The quest to dominate the Pyrénées begins in Spain Sunday morning, and edges upward, ever-so-slowly toward Andorra. With Chris Froome in the yellow jersey after Saturday’s surprise attack on the descent from the Col de Peyresourde, it looks to be another day of scheming and strategizing for the GC contenders. Froome and Team Sky are experts at maintaining a lead once they’ve built one, so I think this is the day Nairo Quintana and Movistar have to make their move. At any rate, it will be exciting to watch, given all the ups and downs of today’s race route.
Andorra, nestled in the eastern Pyrénées Mountains between France and Spain, must be an agreeable place to live. According to The Lancet in 2014, its people were the longest-lived on Earth, with an average life expectancy of 81 years. The nation, which is technically a co-principality, is ruled as you would expect, by two princes. But what you might not know, is one of those princes is the Bishop of Urgell (Catalonia) and the other, the President of France. Not a bad perk from their day jobs, right?
The culture is predominantly Catalán but French, Spanish and Portuguese are also spoken by many of the inhabitants. It is believed that Charlemagne granted the original territory of Andorra to its people after they fought with him against the invading Moors from the south. Today the economy’s main drivers are ski tourism and banking, although Andorra may be more familiar as a tiny tax haven for wealthy individuals the world over.
Wine in Andorra
Wine production is a fledgling industry here, and most of the vineyards are small with limited output. That said, Andorra does have several wineries that strive to craft beautiful wine in the challenging mountain conditions. Casa Beal produced the first wine in Andorra, called Cim de Cel, and Celler Mas Berenguer is growing Chardonnay, Pinot Noir and Sauvignon Blanc for use in its sparkling wines. Casa Auvinyà introduced the first Andorran red wine to the public in 2009: called Evolució, it is a blend of Pinot Noir and Syrah. They also make a white wine called, Imagine, which they affectionately dubbed their “snow wine.” An atypical blend to say the least, Imagine is an intriguing mix of Albariño, Viognier, and Pinot Gris. Here’s a quote from the winery, which expresses the optimism of the team, despite the extreme climate in which they are situated. It makes me want to pour a glass of Imagine right now, and pay tribute to their labor of love.

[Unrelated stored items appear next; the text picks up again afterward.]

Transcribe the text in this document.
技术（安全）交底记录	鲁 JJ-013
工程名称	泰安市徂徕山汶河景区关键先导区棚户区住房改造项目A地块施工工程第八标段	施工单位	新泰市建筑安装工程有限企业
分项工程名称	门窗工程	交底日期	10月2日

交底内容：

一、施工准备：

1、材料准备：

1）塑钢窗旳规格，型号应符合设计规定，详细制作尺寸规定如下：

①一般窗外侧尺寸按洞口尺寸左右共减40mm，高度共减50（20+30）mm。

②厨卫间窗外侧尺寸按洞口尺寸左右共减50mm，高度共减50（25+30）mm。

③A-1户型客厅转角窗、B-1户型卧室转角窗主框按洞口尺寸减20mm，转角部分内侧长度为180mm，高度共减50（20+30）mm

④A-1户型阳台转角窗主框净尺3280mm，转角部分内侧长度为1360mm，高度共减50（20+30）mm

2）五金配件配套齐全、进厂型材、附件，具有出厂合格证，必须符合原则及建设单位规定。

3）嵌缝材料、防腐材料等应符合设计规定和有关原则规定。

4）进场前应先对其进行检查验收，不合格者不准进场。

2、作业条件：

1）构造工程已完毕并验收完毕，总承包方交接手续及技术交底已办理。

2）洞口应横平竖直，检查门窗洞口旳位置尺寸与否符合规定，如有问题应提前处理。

“At Casa Auvinyà we respect the caprices of nature and we take great care in preparing our snow wine. Every day we watch the mountains, the clouds and the sky with a single wish: to be able to harvest with the first snows and before the ice comes and stops our work. Thus our white wine was born, which we imagine born of snow, with the colours of sun and moon.”
Andorran cuisine reflects the aromas and flavors of the mountains. It is highly seasonal and based on products that can be sampled only at certain times of the year, such as wild mushrooms, winter vegetables, and charcuterie. Highlights of the Andorran table are listed below (thanks to www.visitandorra.com):
Escudella is a light pork stew with seasonal vegetables. A traditional dish typically served during winter and at popular events. At Christmas, you can try the dish with a traditional type of pasta, called sopa de galets or sopa grossa.
Trinxat de montanya is a typical Pyrenees dish made with winter cabbage, potatoes, garlic and tocino.
Andorran cannelloni are a variant of the Catalan recipe featuring a mix of minced lamb, pork and chicken inside pasta rolls and served with bechamel sauce.
Game dishes such as jugged hare or wild boar stewed in red wine are popular at the beginning of the hunting season and are typically served with vegetables and wild mushrooms. With the onset of the fishing season, you can sample pan-fried trout with almonds and cured ham known as Trucha a la Andorrana.
Cod used to be eaten as a main course like herring or eel, types of fish that reached mountain areas thanks to salting techniques. Nowadays you can try Andorra’s most traditional cod dish, cod au gratin with aioli (garlic and olive oil) sauce.
Wild mushrooms such as the boletus, the saffron milk cap, the grey knight, the common morel or the Scotch bonnet are the most common varieties. You will find them in creams, rice dishes, sauces and accompanying meat dishes of every kind.
Codony aioli is a quince, olive oil and garlic-based sauce that typically accompanies grilled meats and is highly regarded sauce in mountain cuisine.
Charcuterie is produced during the traditional pig slaughter at the beginning of January in the form of cured meats such as bringuera, donja, bisbe, longanizas and morcillas.
Common chicory or dandelion is picked wild on the mountainside and is an excellent variant for salads. It is typically seasoned with tocino and nuts, and is only served in spring.
Caracoles a la llauna, consists of snails that are usually grilled over charcoal and seasoned with a variety of spices. Typically accompanied with quince aioli, this delicacy will satisfy the most exigent palates.
Enjoy Stage Nine and the side-trip to Andorra. As Monday is a scheduled rest day for the Tour, I’ll be back Monday with wine ideas for Tuesday’s Stage Ten. Until then, Vive le Tour!